The second is the Sustainable Facilities Tool – also available as an app. It's incredibly thorough in its treatment of sustainability providing guidance on building and workplace design to support sustainable practices and evaluate options for implementing them in the workplace. Search with the word 'people' on the site search bar and you get things ranging from flexibility, light, and asthma, to ergonomics.
This tool is being updated all the time and is well worth playing around with to see the wealth of data and useful tips that would add to any organization design work that is looking at the impact of space design on people's motivation and productivity. I have some information from here ready to share in the workshop I'm facilitating next week.
The third is the 3P lean tool which I hadn't seen in operation. There are a lot of books written about it but a handy one-pager that gives an overview is available here. Most of the writing about the tool relates to its use in a manufacturing situation but we were using it in a service delivery project. Being part of the lean suite of stuff you can do all kinds of certifications and development activity to become a master but I think (masters correct me if I'm wrong) that it is usable by an organization design/development person who grasps the basics of it. I'm holding it in reserve till I've talked with the expert and got more info.
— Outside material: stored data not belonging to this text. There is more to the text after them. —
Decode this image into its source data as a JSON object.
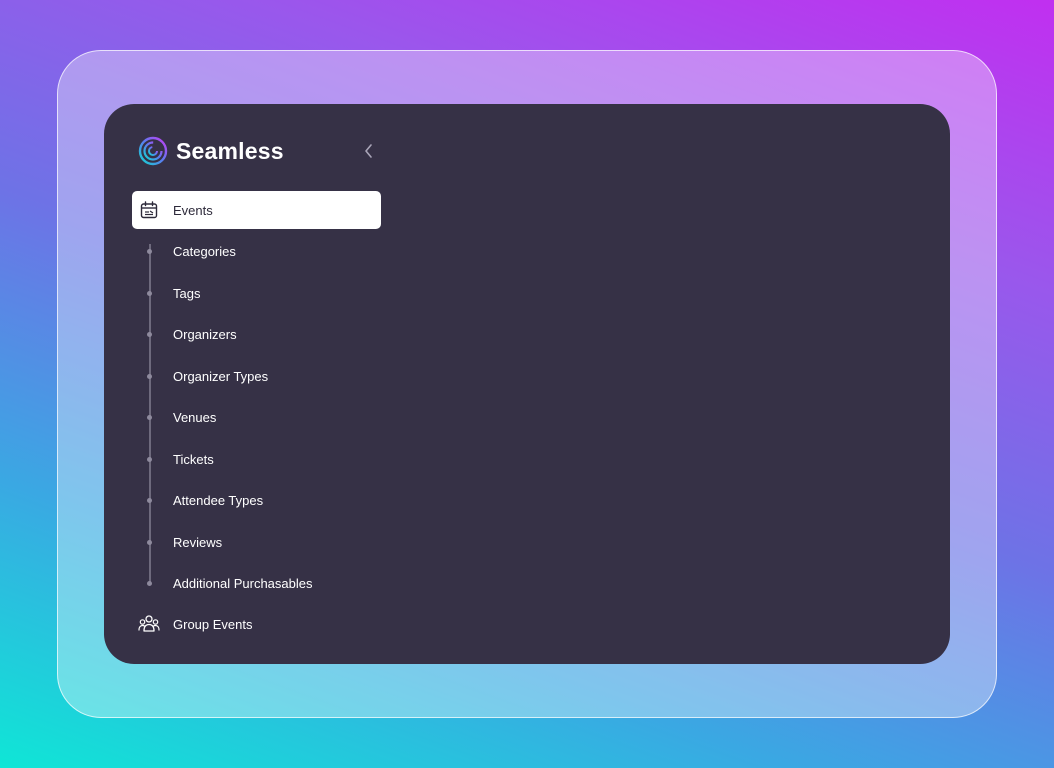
{
  "app": {
    "name": "Seamless"
  },
  "sidebar": {
    "active_item": {
      "label": "Events",
      "icon": "calendar-icon"
    },
    "sub_items": [
      {
        "label": "Categories"
      },
      {
        "label": "Tags"
      },
      {
        "label": "Organizers"
      },
      {
        "label": "Organizer Types"
      },
      {
        "label": "Venues"
      },
      {
        "label": "Tickets"
      },
      {
        "label": "Attendee Types"
      },
      {
        "label": "Reviews"
      },
      {
        "label": "Additional Purchasables"
      }
    ],
    "group_item": {
      "label": "Group Events",
      "icon": "group-icon"
    },
    "collapse_icon": "chevron-left-icon"
  },
  "colors": {
    "panel_bg": "#363146",
    "active_bg": "#ffffff",
    "text": "#ffffff",
    "active_text": "#2d2a3a"
  }
}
Then there are the movies (films) people recommended during the week. This is a more eclectic collection that tended to crop up between the cracks of the earnest work discussions, but they all came up in the work context so must have some relevance (maybe?). So on my Netflix list I now have:
- Showboat: I can't remember who gave this to me or why this appeared and the brief description of it "The daughter of a riverboat captain falls in love with a charming gambler, but their fairytale romance is threatened when his luck turns sour ". only served to perplex me further.
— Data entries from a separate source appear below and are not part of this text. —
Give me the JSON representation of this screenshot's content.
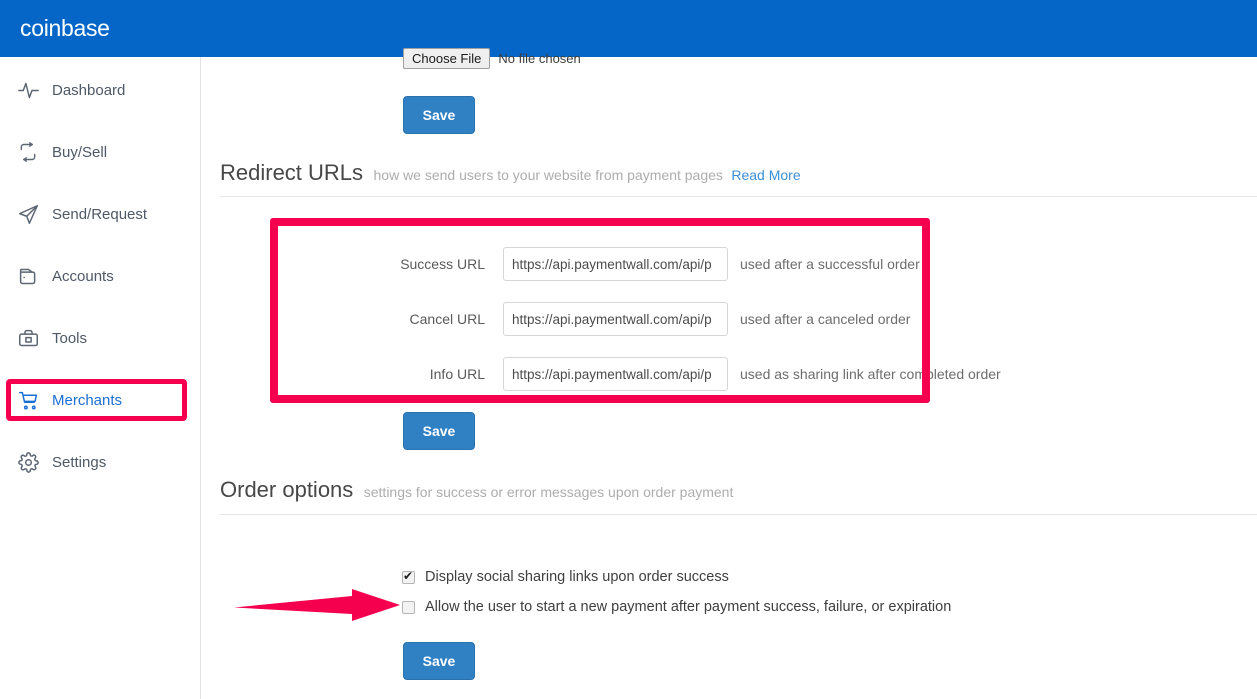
{
  "brand": {
    "name": "coinbase",
    "header_color": "#0566c8"
  },
  "sidebar": {
    "items": [
      {
        "label": "Dashboard",
        "icon": "activity-pulse-icon",
        "active": false
      },
      {
        "label": "Buy/Sell",
        "icon": "swap-arrows-icon",
        "active": false
      },
      {
        "label": "Send/Request",
        "icon": "paper-plane-icon",
        "active": false
      },
      {
        "label": "Accounts",
        "icon": "wallet-icon",
        "active": false
      },
      {
        "label": "Tools",
        "icon": "briefcase-icon",
        "active": false
      },
      {
        "label": "Merchants",
        "icon": "shopping-cart-icon",
        "active": true
      },
      {
        "label": "Settings",
        "icon": "gear-icon",
        "active": false
      }
    ]
  },
  "upload": {
    "choose_file_label": "Choose File",
    "no_file_text": "No file chosen",
    "save_label": "Save"
  },
  "redirect_urls": {
    "title": "Redirect URLs",
    "subtitle": "how we send users to your website from payment pages",
    "read_more": "Read More",
    "fields": [
      {
        "label": "Success URL",
        "value": "https://api.paymentwall.com/api/p",
        "hint": "used after a successful order"
      },
      {
        "label": "Cancel URL",
        "value": "https://api.paymentwall.com/api/p",
        "hint": "used after a canceled order"
      },
      {
        "label": "Info URL",
        "value": "https://api.paymentwall.com/api/p",
        "hint": "used as sharing link after completed order"
      }
    ],
    "save_label": "Save"
  },
  "order_options": {
    "title": "Order options",
    "subtitle": "settings for success or error messages upon order payment",
    "checkboxes": [
      {
        "label": "Display social sharing links upon order success",
        "checked": true
      },
      {
        "label": "Allow the user to start a new payment after payment success, failure, or expiration",
        "checked": false
      }
    ],
    "save_label": "Save"
  },
  "annotations": {
    "box_color": "#f5004f",
    "arrow_color": "#f5004f"
  }
}
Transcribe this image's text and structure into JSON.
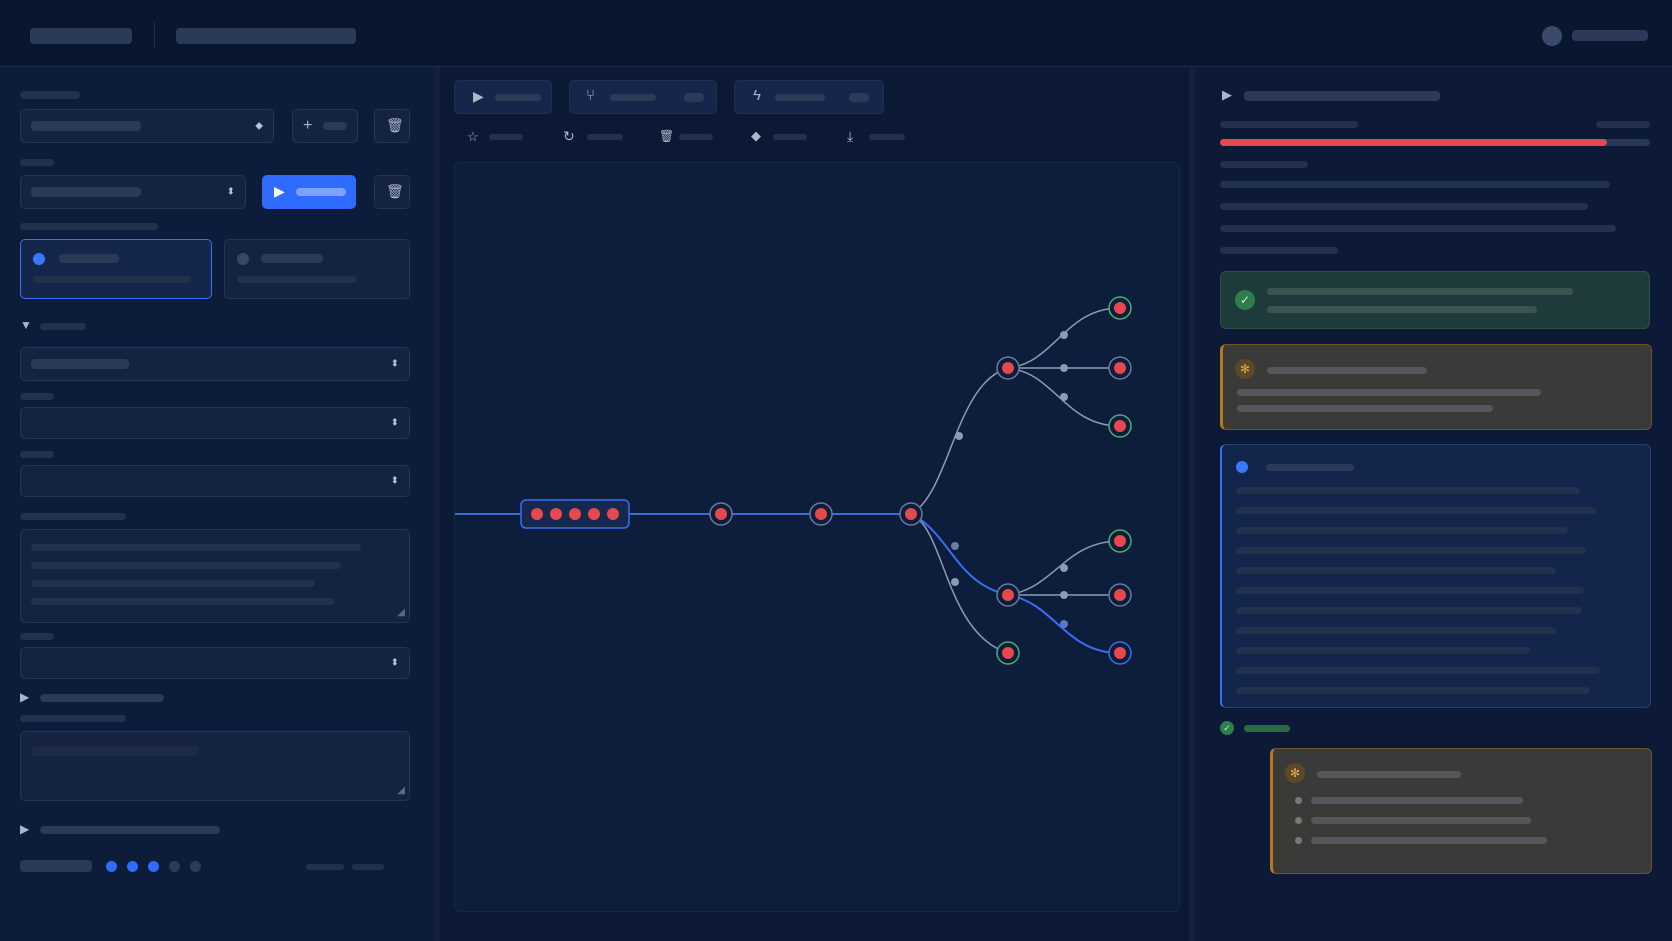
{
  "window": {
    "title": ""
  },
  "colors": {
    "accent": "#2f6bff",
    "error": "#e5484d",
    "success": "#2e7d4f",
    "warning": "#b7791f"
  },
  "left_panel": {
    "dataset_select": {
      "value": ""
    },
    "run_button": {
      "label": ""
    },
    "mode_options": [
      {
        "label": ""
      },
      {
        "label": ""
      }
    ],
    "pagination": {
      "total_dots": 5,
      "active_dots": 3
    }
  },
  "graph": {
    "chain_nodes": 5
  },
  "right_panel": {
    "progress": 0.9,
    "cards": [
      {
        "status": "success"
      },
      {
        "status": "warning"
      },
      {
        "status": "info"
      },
      {
        "status": "warning"
      }
    ]
  }
}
- The Gravy Train Goes East: Which is about a "Newly-elected President of Slaka, romantic novelist Katya Pricip,who is determined to see her country in the EC, enjoying the fruits of the free market". I see the connection though with my work as I'm doing a small project with the EC.
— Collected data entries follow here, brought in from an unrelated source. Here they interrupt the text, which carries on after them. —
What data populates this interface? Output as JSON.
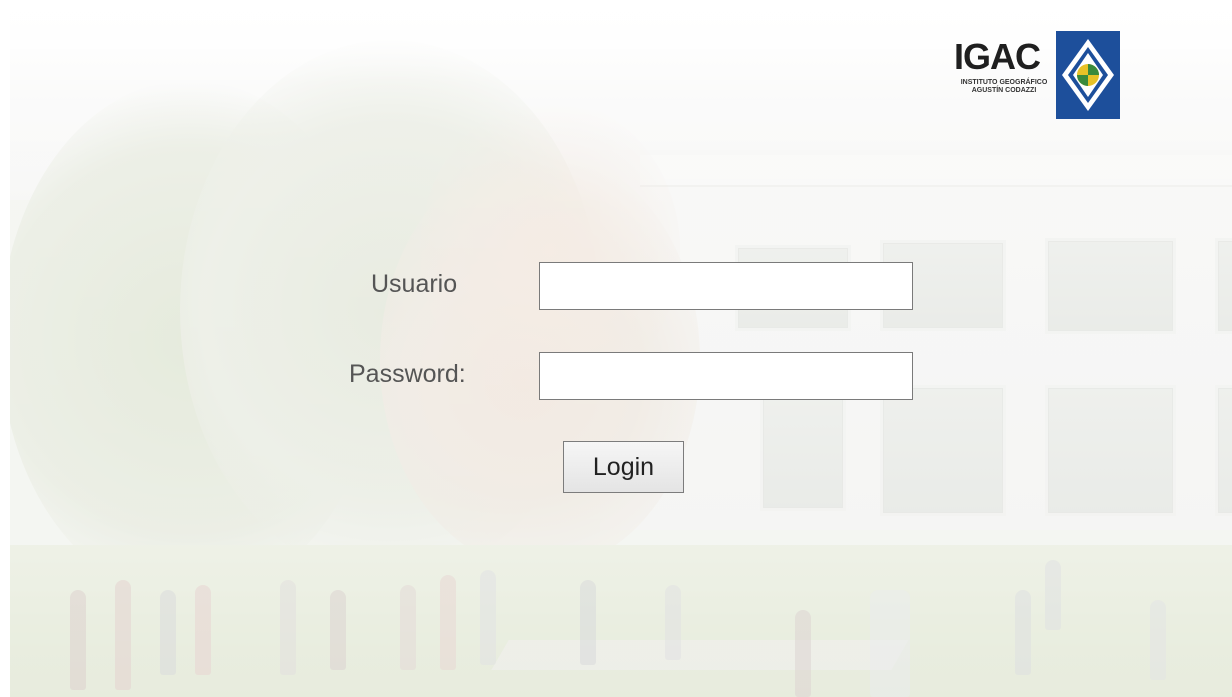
{
  "logo": {
    "name": "IGAC",
    "subtitle_line1": "INSTITUTO GEOGRÁFICO",
    "subtitle_line2": "AGUSTÍN CODAZZI",
    "brand_color": "#1d4f9b"
  },
  "form": {
    "username_label": "Usuario",
    "username_value": "",
    "password_label": "Password:",
    "password_value": "",
    "login_label": "Login"
  },
  "background": {
    "description_icon": "campus-photo"
  }
}
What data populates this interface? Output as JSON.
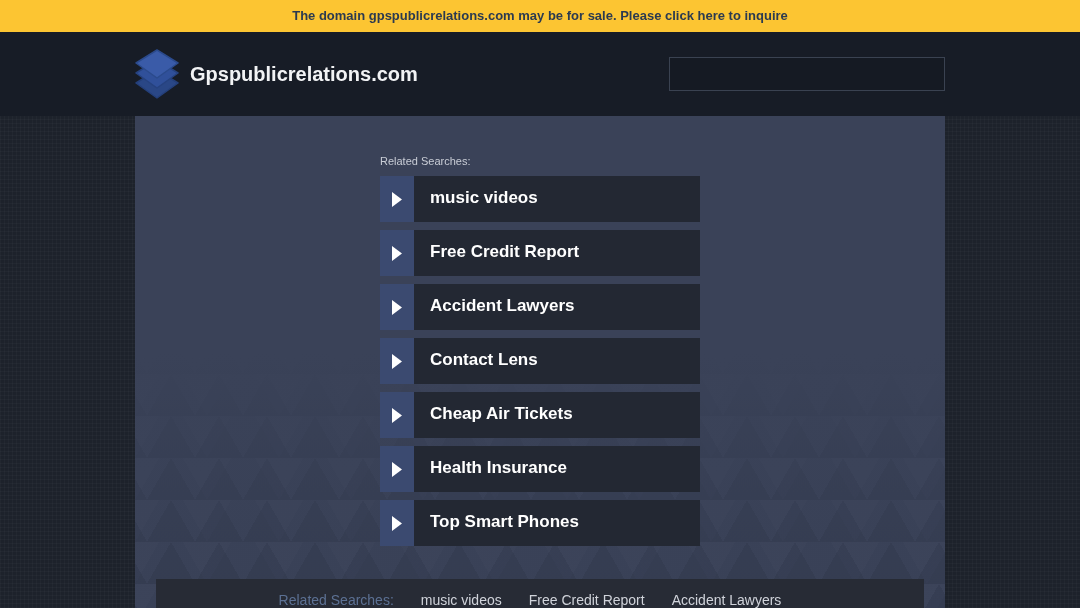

- Buckaroo: described as "Jerome, a troubled gang member, is sent to work on a farm. Within the journey, he discovers there is more to him, and realizes the direction he must point his life to." I do know who gave me this title but again don't remember why. But it's the same person who also recommended
- Beginners: which is about "A young man [who] is rocked by two announcements from his elderly father: that he has terminal cancer, and that he has a young male lover". This may have a bearing as I have an elderly mother who has cancer [but not terminal] but as far as I am aware she does not have a young male lover – perhaps she wishes she does.
With all the above to do something with at some stage I was very relieved to get only two You Tube recommendations. The first – because I fly United Airlines a lot – is the United Airlines guitar song. It's only 4.5 minutes so I seized the moment and listened to it.
Then to combat my rampant optimism a colleague recommended that I listen to Alain de Botton talking about Pessimism. I listened and found it absolutely worth the 38 minutes. Having just finished reading Strength in What Remains by Tracy Kidder, about a Burundian who survived the genocide I think de Botton presents a great argument, even so I hope I remain a pragmatic optimist.